她,她好像听到了动手剿灭京城血衣分楼之人的心声了。
怎么可能?
未免太离谱了吧!
尽管难以置信,但她还是从这两句话中分析出了动手之人的身份。
自称“本太子”,是大隋的太子吗?怎么可能?
养尊处优的皇族之人,怎么会如此之强?
还有?他说回天牢是怎么回事?
太子怎么会与天牢那种肮脏之地有关系?
“刘老。”
“是圣女,我在。”
“大隋的太子是何人?”
刘老虽奇怪圣女为何打听那人,但还是把自己所知的一二说了出来:
“圣女久居总楼有所不知,那位叫林响,他可是个众所周知只知吃喝玩乐的废物。在大隋,上至官员下到黎民百姓无不深恶痛绝。”

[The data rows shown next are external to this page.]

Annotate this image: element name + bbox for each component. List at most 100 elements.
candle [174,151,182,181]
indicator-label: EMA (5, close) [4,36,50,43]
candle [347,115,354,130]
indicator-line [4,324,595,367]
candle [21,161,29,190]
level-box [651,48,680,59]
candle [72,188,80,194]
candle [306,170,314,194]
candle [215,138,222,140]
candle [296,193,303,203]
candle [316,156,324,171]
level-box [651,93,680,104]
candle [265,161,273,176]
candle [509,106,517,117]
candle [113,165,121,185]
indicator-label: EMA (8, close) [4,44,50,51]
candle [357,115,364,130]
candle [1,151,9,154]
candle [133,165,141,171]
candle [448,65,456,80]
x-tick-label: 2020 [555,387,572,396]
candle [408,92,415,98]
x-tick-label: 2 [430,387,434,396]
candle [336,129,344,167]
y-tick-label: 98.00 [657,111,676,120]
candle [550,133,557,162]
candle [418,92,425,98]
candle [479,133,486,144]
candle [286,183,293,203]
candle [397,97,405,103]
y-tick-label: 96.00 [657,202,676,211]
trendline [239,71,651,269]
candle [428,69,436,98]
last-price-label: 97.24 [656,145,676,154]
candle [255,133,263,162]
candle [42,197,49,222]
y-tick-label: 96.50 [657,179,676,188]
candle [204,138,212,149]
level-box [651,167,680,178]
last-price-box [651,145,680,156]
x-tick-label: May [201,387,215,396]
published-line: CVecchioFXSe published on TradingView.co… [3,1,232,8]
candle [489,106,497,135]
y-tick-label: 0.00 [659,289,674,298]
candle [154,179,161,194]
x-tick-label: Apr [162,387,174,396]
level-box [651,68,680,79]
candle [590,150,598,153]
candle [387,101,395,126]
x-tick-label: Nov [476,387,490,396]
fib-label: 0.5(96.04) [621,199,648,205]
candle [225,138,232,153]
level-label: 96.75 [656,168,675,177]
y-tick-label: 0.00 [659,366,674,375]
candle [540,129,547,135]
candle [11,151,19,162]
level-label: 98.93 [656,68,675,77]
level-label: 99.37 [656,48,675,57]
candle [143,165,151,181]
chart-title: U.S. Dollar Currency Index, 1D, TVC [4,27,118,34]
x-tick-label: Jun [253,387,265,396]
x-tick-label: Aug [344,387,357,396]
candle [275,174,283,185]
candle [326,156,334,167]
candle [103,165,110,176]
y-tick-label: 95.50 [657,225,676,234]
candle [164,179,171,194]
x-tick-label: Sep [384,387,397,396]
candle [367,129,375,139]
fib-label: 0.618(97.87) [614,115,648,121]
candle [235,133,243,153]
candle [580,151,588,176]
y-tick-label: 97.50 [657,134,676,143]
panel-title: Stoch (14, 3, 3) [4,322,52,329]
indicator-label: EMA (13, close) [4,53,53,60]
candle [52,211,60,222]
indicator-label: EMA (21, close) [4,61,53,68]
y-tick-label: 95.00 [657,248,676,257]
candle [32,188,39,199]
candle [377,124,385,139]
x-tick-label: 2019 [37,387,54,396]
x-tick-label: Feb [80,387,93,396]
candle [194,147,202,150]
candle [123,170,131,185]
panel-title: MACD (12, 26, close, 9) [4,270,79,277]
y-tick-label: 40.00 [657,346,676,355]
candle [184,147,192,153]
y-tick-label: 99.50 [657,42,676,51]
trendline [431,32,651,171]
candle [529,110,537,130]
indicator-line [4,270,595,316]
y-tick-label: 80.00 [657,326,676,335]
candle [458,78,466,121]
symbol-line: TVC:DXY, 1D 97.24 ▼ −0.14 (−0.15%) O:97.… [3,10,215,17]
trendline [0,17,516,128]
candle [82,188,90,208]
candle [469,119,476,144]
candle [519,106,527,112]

血衣圣女听刘老把林响说的如此不堪便更不明白了,如此之人,怎么会是只手剿灭血衣分楼的恐怖般存在?
难道自己听到的是谎言?不会。
如此奇妙的经历定不会让她只了解到谎言,更何况,欺骗她毫无道理。
“刘老。是否可以告诉我些详细情况。”
“敢问圣女为何对那人感兴趣?”
“既然到了大隋我们不能不了解此地的错综复杂的干系,否则就会发生像今天的事。”
刘老听圣女考量的如此周全,便明白传言这位圣女不弱于男人是真的。
“是。我这就去找资料,天亮便可以给圣女看到。”
“劳烦了。”
刘老离开后,他们回到客栈住下。
天快亮时,刘老便把他打探到的关于林响的所有资料都带了来。
至于为何能如此快速的打听到,自然与血衣楼有干系。
分部虽被林响以雷霆手段铲除,但许多分散的组织都还在,打听林响的资料还是很简单的。
血楼圣女迫不及待的翻看着这些记载,越看脸色越精彩。
心想:
连强迫官员的妻女共同服侍这种人神共愤的事都能做出来,显然自己之前听到的话是出现了幻听。
正要把资料扔到一旁,却看到了两个吸引她的字“天牢”。
不,等等。
双手捧着资料迫不及待的往下看下去,然后她的眼睛渐渐的瞪大,最后变成了满脸的不可思议。
最后的记载是太子和华妃私相授受,被囚于天牢。
她看到此处时,心脏克制不住的剧烈跳动。